This letter is a temporary alternative to my pathological habit of staring at myself in the mirror constantly checking to see what’s left, of my face, my hair, my athletic physique, my ripped muscles. It’s all there, all the same except for my eyes, I can’t see them in the reflection, but how can I see my reflection if my eyes aren’t there? All I see are two hollows, two deep black caves drowning in a deep darkness.
I am simply looking for my eyes.
No one had pointed out that I had lost my eyes, it seems that only I can see that.

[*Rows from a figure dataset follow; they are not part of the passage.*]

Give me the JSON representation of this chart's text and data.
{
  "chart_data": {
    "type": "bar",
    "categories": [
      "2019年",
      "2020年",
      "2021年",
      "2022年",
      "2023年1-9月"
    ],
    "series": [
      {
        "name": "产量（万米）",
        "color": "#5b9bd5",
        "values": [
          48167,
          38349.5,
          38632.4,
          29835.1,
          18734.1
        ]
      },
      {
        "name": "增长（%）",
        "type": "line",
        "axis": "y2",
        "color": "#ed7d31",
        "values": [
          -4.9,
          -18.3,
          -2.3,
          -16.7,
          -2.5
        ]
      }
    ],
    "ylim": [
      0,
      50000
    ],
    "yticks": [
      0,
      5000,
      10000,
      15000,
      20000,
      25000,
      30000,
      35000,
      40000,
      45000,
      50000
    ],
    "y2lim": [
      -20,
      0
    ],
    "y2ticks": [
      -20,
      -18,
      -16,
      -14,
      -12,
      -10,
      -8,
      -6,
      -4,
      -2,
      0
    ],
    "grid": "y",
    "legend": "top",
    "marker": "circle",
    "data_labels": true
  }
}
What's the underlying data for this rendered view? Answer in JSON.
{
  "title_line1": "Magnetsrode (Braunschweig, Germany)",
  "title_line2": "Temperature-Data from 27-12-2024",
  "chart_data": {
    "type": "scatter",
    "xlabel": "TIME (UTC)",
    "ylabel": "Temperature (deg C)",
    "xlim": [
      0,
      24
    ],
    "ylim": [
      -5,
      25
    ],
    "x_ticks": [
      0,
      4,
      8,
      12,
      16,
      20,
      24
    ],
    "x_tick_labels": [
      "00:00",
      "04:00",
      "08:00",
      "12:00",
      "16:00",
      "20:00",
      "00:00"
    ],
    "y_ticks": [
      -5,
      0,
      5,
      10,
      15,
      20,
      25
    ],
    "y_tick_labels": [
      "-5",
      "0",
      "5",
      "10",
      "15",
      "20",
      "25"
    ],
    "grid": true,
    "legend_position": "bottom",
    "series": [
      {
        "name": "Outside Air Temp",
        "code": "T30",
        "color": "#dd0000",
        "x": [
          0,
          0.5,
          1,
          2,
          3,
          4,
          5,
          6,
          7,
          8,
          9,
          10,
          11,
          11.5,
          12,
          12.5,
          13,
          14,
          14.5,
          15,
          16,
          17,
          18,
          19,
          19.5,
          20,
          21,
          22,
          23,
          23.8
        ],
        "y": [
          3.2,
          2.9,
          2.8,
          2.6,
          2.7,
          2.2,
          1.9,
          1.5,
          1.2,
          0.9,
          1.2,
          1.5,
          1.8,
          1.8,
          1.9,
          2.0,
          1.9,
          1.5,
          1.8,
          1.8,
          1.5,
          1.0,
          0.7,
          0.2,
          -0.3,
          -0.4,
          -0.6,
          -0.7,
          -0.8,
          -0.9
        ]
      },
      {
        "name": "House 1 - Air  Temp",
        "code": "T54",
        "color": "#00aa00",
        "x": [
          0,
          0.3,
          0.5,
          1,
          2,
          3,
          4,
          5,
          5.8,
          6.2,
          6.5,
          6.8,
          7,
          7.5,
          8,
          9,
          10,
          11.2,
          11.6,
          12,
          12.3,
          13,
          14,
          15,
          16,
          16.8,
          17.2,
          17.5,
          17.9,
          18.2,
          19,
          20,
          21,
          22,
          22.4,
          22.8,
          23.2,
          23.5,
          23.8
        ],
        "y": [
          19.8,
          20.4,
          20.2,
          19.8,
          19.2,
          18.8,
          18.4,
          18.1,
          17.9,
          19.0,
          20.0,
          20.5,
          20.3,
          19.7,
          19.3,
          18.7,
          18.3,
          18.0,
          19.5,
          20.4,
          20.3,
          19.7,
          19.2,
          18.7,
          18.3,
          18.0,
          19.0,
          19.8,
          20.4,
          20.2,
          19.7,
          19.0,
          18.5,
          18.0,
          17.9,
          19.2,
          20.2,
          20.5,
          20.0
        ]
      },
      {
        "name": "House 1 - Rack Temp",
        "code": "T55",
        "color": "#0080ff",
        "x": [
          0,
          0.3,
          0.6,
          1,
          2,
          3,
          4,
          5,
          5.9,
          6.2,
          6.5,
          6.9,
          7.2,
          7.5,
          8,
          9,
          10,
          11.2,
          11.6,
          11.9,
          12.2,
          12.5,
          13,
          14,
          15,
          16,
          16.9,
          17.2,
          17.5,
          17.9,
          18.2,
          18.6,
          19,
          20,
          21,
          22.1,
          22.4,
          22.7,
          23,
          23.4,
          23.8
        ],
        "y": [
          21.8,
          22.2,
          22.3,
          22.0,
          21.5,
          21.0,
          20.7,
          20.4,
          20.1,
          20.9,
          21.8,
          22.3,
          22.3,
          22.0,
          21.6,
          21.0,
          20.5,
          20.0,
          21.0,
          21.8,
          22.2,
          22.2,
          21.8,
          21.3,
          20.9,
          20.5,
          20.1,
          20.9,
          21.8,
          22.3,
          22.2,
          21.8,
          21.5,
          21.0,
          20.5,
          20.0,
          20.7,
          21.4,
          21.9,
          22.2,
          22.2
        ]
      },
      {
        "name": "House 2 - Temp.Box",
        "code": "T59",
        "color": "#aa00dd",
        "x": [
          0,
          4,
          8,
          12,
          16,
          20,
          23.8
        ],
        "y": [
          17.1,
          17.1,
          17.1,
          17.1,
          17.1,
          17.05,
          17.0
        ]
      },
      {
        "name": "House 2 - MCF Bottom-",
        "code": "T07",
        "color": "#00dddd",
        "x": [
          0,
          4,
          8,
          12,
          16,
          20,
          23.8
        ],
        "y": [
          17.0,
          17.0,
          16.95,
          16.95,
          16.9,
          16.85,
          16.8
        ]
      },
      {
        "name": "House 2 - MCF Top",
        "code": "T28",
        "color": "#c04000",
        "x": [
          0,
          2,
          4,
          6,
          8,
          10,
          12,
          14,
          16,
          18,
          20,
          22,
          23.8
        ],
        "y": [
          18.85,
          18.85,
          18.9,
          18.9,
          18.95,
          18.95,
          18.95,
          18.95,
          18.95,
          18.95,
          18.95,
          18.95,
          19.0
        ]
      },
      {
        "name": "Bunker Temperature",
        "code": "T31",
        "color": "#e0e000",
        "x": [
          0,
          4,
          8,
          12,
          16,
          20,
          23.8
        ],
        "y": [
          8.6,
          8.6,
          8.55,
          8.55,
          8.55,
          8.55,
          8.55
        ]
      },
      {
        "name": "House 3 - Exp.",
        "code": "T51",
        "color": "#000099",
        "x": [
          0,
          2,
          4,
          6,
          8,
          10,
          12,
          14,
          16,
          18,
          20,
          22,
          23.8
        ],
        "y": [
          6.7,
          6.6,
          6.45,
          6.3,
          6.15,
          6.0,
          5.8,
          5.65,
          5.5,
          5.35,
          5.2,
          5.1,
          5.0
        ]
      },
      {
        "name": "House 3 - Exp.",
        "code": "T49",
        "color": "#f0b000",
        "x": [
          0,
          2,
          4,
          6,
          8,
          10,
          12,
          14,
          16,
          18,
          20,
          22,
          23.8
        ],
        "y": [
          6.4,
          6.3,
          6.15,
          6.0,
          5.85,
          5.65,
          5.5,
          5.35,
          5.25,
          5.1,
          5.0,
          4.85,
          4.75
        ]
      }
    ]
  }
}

I will not apologize for anything I say in here, except for my ineloquent language, I’m not a writer nor am I a journalist, so I apologize! Other than that I won’t apologize for anything I have done, it’s my business which I will handle myself. Why am I writing then? I don’t know, maybe there’s someone out there who is also searching for their eyes like me.
Where should I start? From that moment when I noticed a woman in her fifties watching me from her verandah and again another time watching me while I trimmed the trees, ever since I noticed her looking at me intently and watching me until she lost sight of me.
She didn’t leave me much room to doubt her intentions. Two days later she was standing in front of me to invite me for coffee at her house to make a proposition. I knew she didn’t want to ask me for help with her garden, she wasn’t checking my gardening skills, or my buff muscles, she was looking long into my eyes, so lingeringly that I felt she would never look away.
After a few minutes of awkward silence she suddenly said, “My daughter is 25. A few years ago she started suffering from atherosclerosis. She’s now in the room next to us, neither dead nor alive. I have grown used to this state of limbo, between life and death. Her eyes used to speak to me, they said a lot. I used to listen well and understand, but a month ago she went silent; I mean her eyes stopped somewhere. Do you follow? Do you know what it means for eyes to be silent? For a whole month they haven’t said anything. She will be gone soon, I know it. She will be gone without saying a word and that hurts me. Would you agree to spend a night in bed with her?”
I nodded in agreement, but my head was void of any other thought or intention. Was I aware of what it meant to be a mother’s last gift to her daughter? No. I was empty of identifiable emotion.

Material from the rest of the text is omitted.